9/2-3: Zero + 15 mi slack pack
9/2: 3.4 mi (1755.9 – 1759.3)
The patter of rain against our tent fly was nearly a constant all night, and stopped just after we finished a leisurely breakfast that consisted of our last Jumbo Honeybun and Via coffee. We were in no hurry, and actually got to sleep in for a change. Clifford would be meeting us at the Gold Hill Trailhead around 11:30.
For the first time in a long time, we strolled along the trail. No push for miles. No push for time. No push because of weather. We were carefree and stress free. Of course finding out that the CT and CDT share the “Blair Witch Trail” was a little disconcerting.

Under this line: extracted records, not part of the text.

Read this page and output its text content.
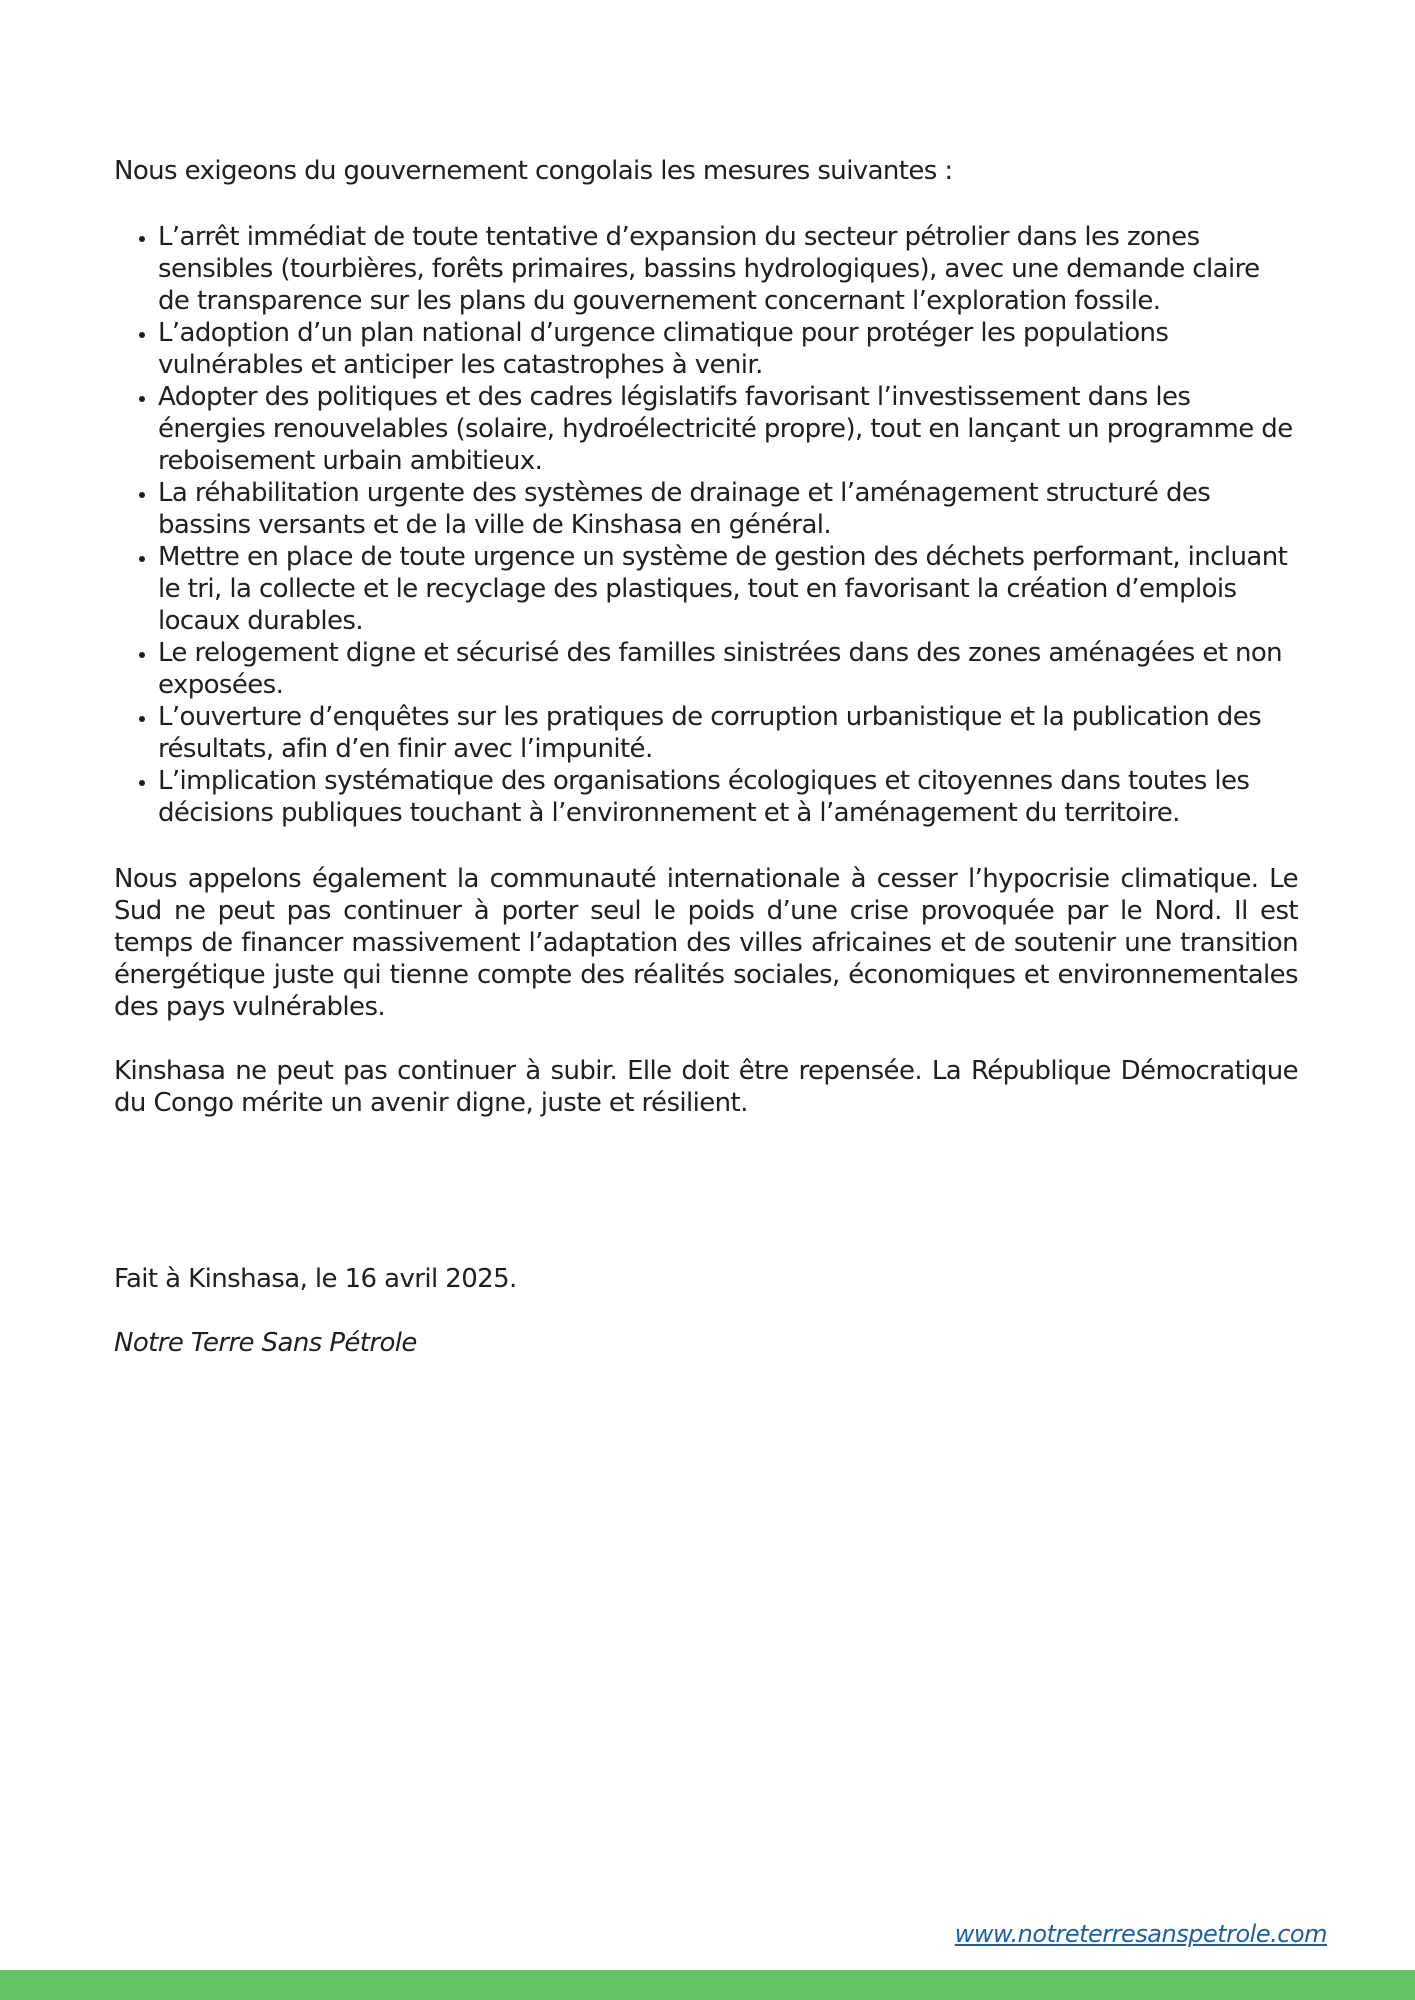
Nous exigeons du gouvernement congolais les mesures suivantes :

• L’arrêt immédiat de toute tentative d’expansion du secteur pétrolier dans les zones sensibles (tourbières, forêts primaires, bassins hydrologiques), avec une demande claire de transparence sur les plans du gouvernement concernant l’exploration fossile.
• L’adoption d’un plan national d’urgence climatique pour protéger les populations vulnérables et anticiper les catastrophes à venir.
• Adopter des politiques et des cadres législatifs favorisant l’investissement dans les énergies renouvelables (solaire, hydroélectricité propre), tout en lançant un programme de reboisement urbain ambitieux.
• La réhabilitation urgente des systèmes de drainage et l’aménagement structuré des bassins versants et de la ville de Kinshasa en général.
• Mettre en place de toute urgence un système de gestion des déchets performant, incluant le tri, la collecte et le recyclage des plastiques, tout en favorisant la création d’emplois locaux durables.
• Le relogement digne et sécurisé des familles sinistrées dans des zones aménagées et non exposées.
• L’ouverture d’enquêtes sur les pratiques de corruption urbanistique et la publication des résultats, afin d’en finir avec l’impunité.
• L’implication systématique des organisations écologiques et citoyennes dans toutes les décisions publiques touchant à l’environnement et à l’aménagement du territoire.

Nous appelons également la communauté internationale à cesser l’hypocrisie climatique. Le Sud ne peut pas continuer à porter seul le poids d’une crise provoquée par le Nord. Il est temps de financer massivement l’adaptation des villes africaines et de soutenir une transition énergétique juste qui tienne compte des réalités sociales, économiques et environnementales des pays vulnérables.

Kinshasa ne peut pas continuer à subir. Elle doit être repensée. La République Démocratique du Congo mérite un avenir digne, juste et résilient.

Fait à Kinshasa, le 16 avril 2025.

Notre Terre Sans Pétrole

www.notreterresanspetrole.com
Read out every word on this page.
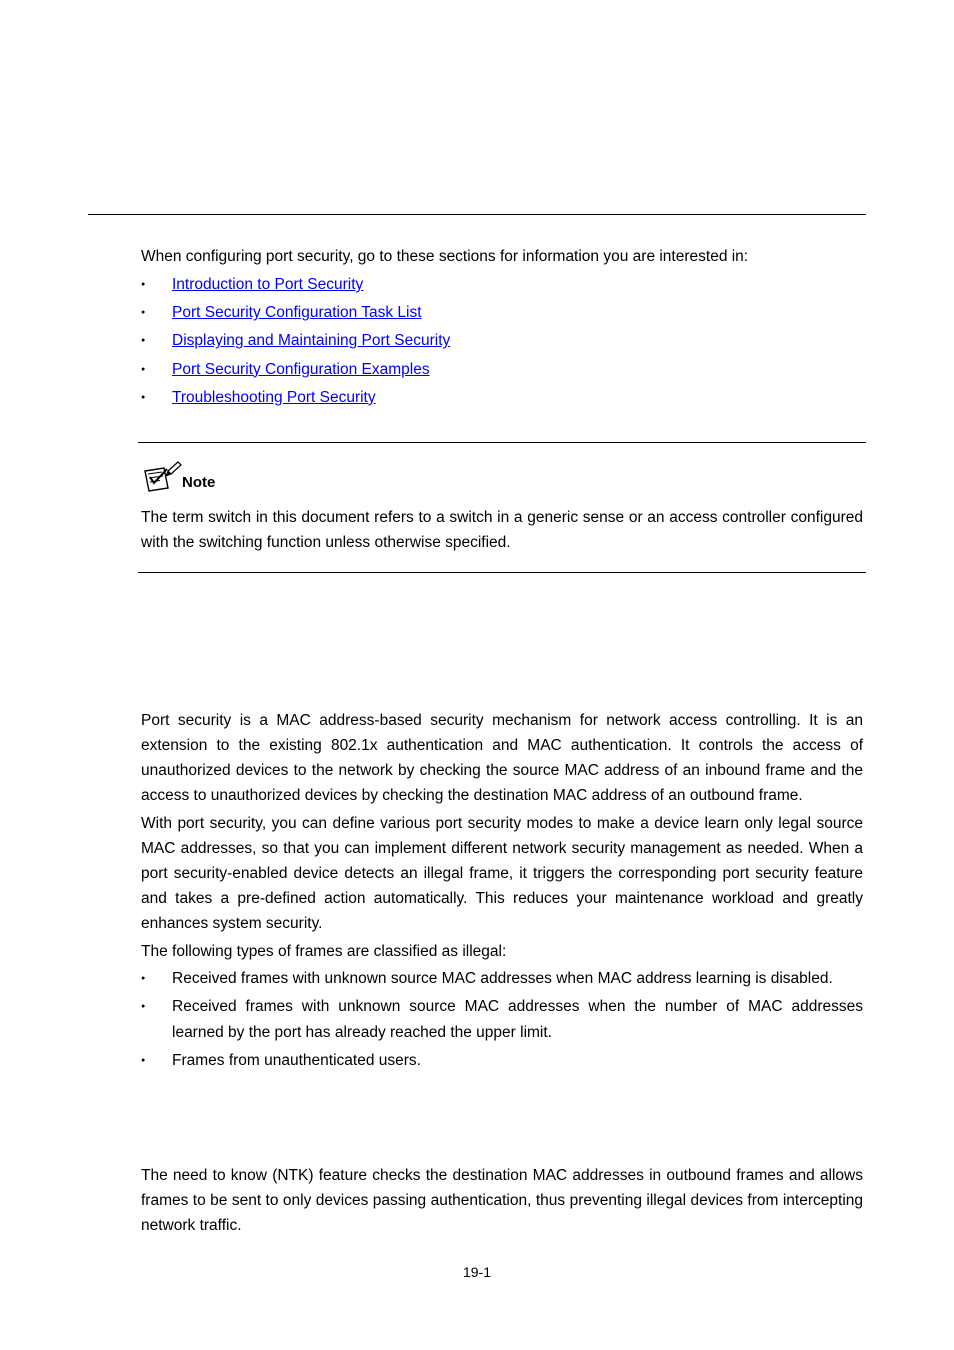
When configuring port security, go to these sections for information you are interested in:
● Introduction to Port Security
● Port Security Configuration Task List
● Displaying and Maintaining Port Security
● Port Security Configuration Examples
● Troubleshooting Port Security
Note
The term switch in this document refers to a switch in a generic sense or an access controller configured with the switching function unless otherwise specified.
Port security is a MAC address-based security mechanism for network access controlling. It is an extension to the existing 802.1x authentication and MAC authentication. It controls the access of unauthorized devices to the network by checking the source MAC address of an inbound frame and the access to unauthorized devices by checking the destination MAC address of an outbound frame.
With port security, you can define various port security modes to make a device learn only legal source MAC addresses, so that you can implement different network security management as needed. When a port security-enabled device detects an illegal frame, it triggers the corresponding port security feature and takes a pre-defined action automatically. This reduces your maintenance workload and greatly enhances system security.
The following types of frames are classified as illegal:
● Received frames with unknown source MAC addresses when MAC address learning is disabled.
● Received frames with unknown source MAC addresses when the number of MAC addresses learned by the port has already reached the upper limit.
● Frames from unauthenticated users.
The need to know (NTK) feature checks the destination MAC addresses in outbound frames and allows frames to be sent to only devices passing authentication, thus preventing illegal devices from intercepting network traffic.
19-1
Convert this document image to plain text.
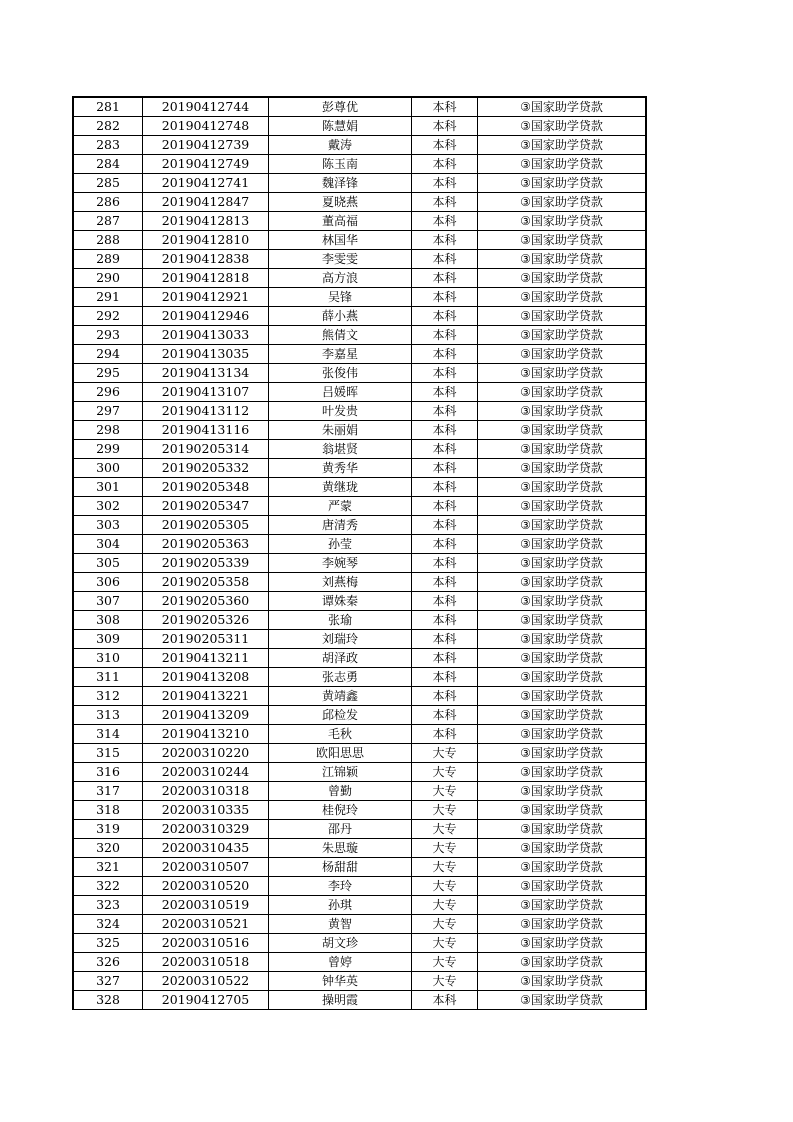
281	20190412744	彭尊优	本科	③国家助学贷款
282	20190412748	陈慧娟	本科	③国家助学贷款
283	20190412739	戴涛	本科	③国家助学贷款
284	20190412749	陈玉南	本科	③国家助学贷款
285	20190412741	魏泽锋	本科	③国家助学贷款
286	20190412847	夏晓燕	本科	③国家助学贷款
287	20190412813	董高福	本科	③国家助学贷款
288	20190412810	林国华	本科	③国家助学贷款
289	20190412838	李雯雯	本科	③国家助学贷款
290	20190412818	高方浪	本科	③国家助学贷款
291	20190412921	吴锋	本科	③国家助学贷款
292	20190412946	薛小燕	本科	③国家助学贷款
293	20190413033	熊倩文	本科	③国家助学贷款
294	20190413035	李嘉星	本科	③国家助学贷款
295	20190413134	张俊伟	本科	③国家助学贷款
296	20190413107	吕媛晖	本科	③国家助学贷款
297	20190413112	叶发贵	本科	③国家助学贷款
298	20190413116	朱丽娟	本科	③国家助学贷款
299	20190205314	翁堪贤	本科	③国家助学贷款
300	20190205332	黄秀华	本科	③国家助学贷款
301	20190205348	黄继珑	本科	③国家助学贷款
302	20190205347	严蒙	本科	③国家助学贷款
303	20190205305	唐清秀	本科	③国家助学贷款
304	20190205363	孙莹	本科	③国家助学贷款
305	20190205339	李婉琴	本科	③国家助学贷款
306	20190205358	刘燕梅	本科	③国家助学贷款
307	20190205360	谭姝秦	本科	③国家助学贷款
308	20190205326	张瑜	本科	③国家助学贷款
309	20190205311	刘瑞玲	本科	③国家助学贷款
310	20190413211	胡泽政	本科	③国家助学贷款
311	20190413208	张志勇	本科	③国家助学贷款
312	20190413221	黄靖鑫	本科	③国家助学贷款
313	20190413209	邱检发	本科	③国家助学贷款
314	20190413210	毛秋	本科	③国家助学贷款
315	20200310220	欧阳思思	大专	③国家助学贷款
316	20200310244	江锦颖	大专	③国家助学贷款
317	20200310318	曾勤	大专	③国家助学贷款
318	20200310335	桂倪玲	大专	③国家助学贷款
319	20200310329	邵丹	大专	③国家助学贷款
320	20200310435	朱思璇	大专	③国家助学贷款
321	20200310507	杨甜甜	大专	③国家助学贷款
322	20200310520	李玲	大专	③国家助学贷款
323	20200310519	孙琪	大专	③国家助学贷款
324	20200310521	黄智	大专	③国家助学贷款
325	20200310516	胡文珍	大专	③国家助学贷款
326	20200310518	曾婷	大专	③国家助学贷款
327	20200310522	钟华英	大专	③国家助学贷款
328	20190412705	操明霞	本科	③国家助学贷款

We descended a meandering switchback that overlooked Breckenridge. Filed past the Tiger Run RV park and threaded our way under a bridge to the Gold Hill Trailhead.
When we got to the trailhead we had ample time to dry out our tent/fly and sleeping bags. People arriving at the trailhead to begin day and Colorado Trail (CT) section hikes looked at us quizically. Two CT section hikers dropping off a car stopped and chatted with us for quite some time.
By the time Clifford arrived, our “yard sale” chores were done. We had been looking forward to Breckenridge and meeting up with Clifford ever since he sent me a text (August 26th) to let him know when we were approaching Breckenridge.
Clifford took us to his home and laid out a spread of fresh food, which we devoured. As he had some work to do, he let us use his truck to do our “town chores”, that included REI for new shoes and Walmart for resupply food, and the post office. After completing our laundry and taking a glorious shower, we headed out for dinner at Clifford’s favorite Mexican restaurant in Breckenridge, Mi Casa. This was perfect, as we were “jonesing” for good Mexican food. The food and company, did not disappoint.
9/3: 15 mi (1759.6 – 1774.6)
Because we could, and because Clifford had always wanted to hike this section (Breckenridge ski area to Copper Mtn resort), we slack packed, or rather fast packed this section (to avoid the gathering storm) in record time (6 hours).
We did, however, get hailed on in the beginning and poured on toward the end, but avoided being at the top when the thunder rolled through.
It was great having Clifford with us. It was like have a tour guide for the entire hike, pointing out significant ski runs, adjacent mountains and enlightening us on the history, and the plethora of recreational opportunities in the Breckenridge area.
Once back to the house, a few more “chores” (REI had given me the wrong size shoes…I failed to check before leaving the store the day previous), a hot shower and another night out for dinner. Just prior to leaving for dinner, as we came down in our clean hiking “uniform”, Clifford asked if we had any pants. We looked down at our shorts, and replied “This is all the clothes we have. We can put on our rain pants”. Clifford, who is an engineer and an avid outdoorsman, cocked his head (I pictured wheels turning inside his brain), and replied, “Of course you wouldn’t carry pants. No worries. I’ve got the perfect place for us to go.” Once again, our dinner, the company and beverages did not disappoint. I do believe that Clifford (once he retires) is a perfect candidate for a thru-hike.